Recorde-se que as estatísticas que apresentavam a Estaline eram falseadas, para os mensageiros não terem de suportar a sua fúria.
Ora Putin decidiu há muito tempo invadir a Ucrânia, criando ali um Estado tampão entre a Rússia e o Ocidente; e quem se atrevesse a levantar dificuldades a este projeto seria marginalizado.
O plano avançou, assim, sem o conveniente debate.
Isto explica em boa medida os erros de cálculo russos.
E as consequências desses erros surgiriam em cascata.
Como a campanha fora calculada para durar escassos dias e começou a arrastar-se por semanas, a logística falhou: o material destruído não foi substituído, as munições escassearam, as rações de combate esgotaram-se.

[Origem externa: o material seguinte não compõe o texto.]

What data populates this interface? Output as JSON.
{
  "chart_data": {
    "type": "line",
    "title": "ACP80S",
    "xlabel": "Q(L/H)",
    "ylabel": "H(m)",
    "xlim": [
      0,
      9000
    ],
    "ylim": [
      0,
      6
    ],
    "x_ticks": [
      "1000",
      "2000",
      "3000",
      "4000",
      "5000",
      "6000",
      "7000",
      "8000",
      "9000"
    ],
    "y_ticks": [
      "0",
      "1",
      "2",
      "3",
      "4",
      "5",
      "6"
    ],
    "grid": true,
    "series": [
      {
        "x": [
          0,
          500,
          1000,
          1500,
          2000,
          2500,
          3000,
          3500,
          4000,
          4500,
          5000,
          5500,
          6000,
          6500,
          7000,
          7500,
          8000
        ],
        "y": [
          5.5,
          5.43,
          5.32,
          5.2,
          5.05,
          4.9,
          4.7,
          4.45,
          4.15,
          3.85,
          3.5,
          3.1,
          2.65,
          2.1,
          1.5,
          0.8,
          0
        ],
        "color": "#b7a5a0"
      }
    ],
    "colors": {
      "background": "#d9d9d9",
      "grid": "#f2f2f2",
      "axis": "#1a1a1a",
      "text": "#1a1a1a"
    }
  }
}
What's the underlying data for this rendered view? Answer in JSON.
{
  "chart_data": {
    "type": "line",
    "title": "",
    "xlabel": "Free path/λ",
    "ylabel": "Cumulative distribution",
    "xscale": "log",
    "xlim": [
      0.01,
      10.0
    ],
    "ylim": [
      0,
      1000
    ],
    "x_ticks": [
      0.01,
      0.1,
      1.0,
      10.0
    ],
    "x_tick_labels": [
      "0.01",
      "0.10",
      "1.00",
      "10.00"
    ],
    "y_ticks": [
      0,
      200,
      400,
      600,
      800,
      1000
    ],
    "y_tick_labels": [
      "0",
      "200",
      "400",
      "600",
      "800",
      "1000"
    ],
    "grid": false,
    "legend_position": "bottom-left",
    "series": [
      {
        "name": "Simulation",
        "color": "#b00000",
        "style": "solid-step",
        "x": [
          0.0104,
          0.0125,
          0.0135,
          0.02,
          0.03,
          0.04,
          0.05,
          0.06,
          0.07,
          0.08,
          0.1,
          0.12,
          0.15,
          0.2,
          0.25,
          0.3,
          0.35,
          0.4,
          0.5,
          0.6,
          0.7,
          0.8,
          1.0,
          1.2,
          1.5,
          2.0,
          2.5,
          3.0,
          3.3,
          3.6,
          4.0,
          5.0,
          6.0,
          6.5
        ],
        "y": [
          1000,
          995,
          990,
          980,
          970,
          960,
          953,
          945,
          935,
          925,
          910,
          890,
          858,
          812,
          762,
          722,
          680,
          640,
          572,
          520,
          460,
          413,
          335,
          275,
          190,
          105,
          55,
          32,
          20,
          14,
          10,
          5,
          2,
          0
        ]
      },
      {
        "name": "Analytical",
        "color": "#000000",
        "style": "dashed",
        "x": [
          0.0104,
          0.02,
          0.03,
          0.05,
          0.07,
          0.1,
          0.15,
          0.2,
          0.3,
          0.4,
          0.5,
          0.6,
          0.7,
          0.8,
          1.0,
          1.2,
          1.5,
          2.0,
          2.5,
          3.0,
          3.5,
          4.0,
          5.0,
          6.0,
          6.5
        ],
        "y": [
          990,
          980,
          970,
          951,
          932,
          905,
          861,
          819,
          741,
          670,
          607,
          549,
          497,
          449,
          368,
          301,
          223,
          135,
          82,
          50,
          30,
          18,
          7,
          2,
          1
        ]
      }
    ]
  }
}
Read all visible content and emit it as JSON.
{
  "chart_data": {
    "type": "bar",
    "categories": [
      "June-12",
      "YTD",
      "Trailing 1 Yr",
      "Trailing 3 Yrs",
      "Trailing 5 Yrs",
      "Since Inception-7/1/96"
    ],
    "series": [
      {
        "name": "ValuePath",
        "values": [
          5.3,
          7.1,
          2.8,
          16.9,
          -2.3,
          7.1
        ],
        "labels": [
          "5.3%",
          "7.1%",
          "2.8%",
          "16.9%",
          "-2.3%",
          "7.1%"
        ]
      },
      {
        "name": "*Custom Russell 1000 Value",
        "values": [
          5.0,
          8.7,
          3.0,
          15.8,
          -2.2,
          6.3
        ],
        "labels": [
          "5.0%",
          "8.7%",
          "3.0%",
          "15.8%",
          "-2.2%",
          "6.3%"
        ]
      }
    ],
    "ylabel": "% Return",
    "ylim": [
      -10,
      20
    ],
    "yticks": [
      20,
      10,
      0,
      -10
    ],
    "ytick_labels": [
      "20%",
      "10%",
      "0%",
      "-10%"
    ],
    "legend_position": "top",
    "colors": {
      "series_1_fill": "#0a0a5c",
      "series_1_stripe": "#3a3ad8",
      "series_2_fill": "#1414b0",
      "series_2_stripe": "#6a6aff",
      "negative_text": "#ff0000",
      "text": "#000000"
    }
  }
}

Os soldados russos têm fome: quando chegam a qualquer povoação, a primeira coisa que procuram é comida.
Putin está num beco.
Daqui por diante, a única coisa que poderá fazer é causar mais destruição: mandar mais mísseis, arrasar mais hospitais, mais escolas, mais depósitos de combustível, matar mais gente, à espera que a Ucrânia se renda pela força bruta.
Mas quanto maior for a destruição, mais odioso ele se tornará.
E mais difícil será alguém apoiá-lo – com a China à cabeça.
Até aqui, a China tem jogado o jogo do ’não me comprometa’.
Não quer apoiar abertamente Putin mas também não quer deixá-lo sozinho contra o Ocidente.
Mas se Putin enveredar pelo caminho da destruição maciça é impossível à China manter-se neutral: se o fizer, tornar-se-á igualmente odiosa.
Ora, a China tem no Ocidente um grande mercado e não quererá perdê-lo pelo apoio suicida a um líder encurralado.
Neste momento, só a China pode travar a Rússia – pois é a única nação com capacidade para a pressionar efetivamente.
Sem a China, a Rússia não poderá sobreviver.
Já isolada do Ocidente, estrangulada por sanções económicas, a Rússia tem na China a única possibilidade de fazer trocas significativas com o exterior.
E isto oferece a Xi Jinping uma grande oportunidade: surgir perante o mundo como o líder que conseguiu a paz.
A nível planetário, aumentará significativamente o seu prestígio político.
Mas, para isso, o presidente chinês tem de deixar claro a Putin que lhe retirará o apoio se ele optar pela via do terror.
Que, nesse caso, o deixará cair.
E o Ocidente tem de proporcionar a Putin uma saída airosa.
Só estes dois fatores conjugados conseguirão evitar uma enorme tragédia.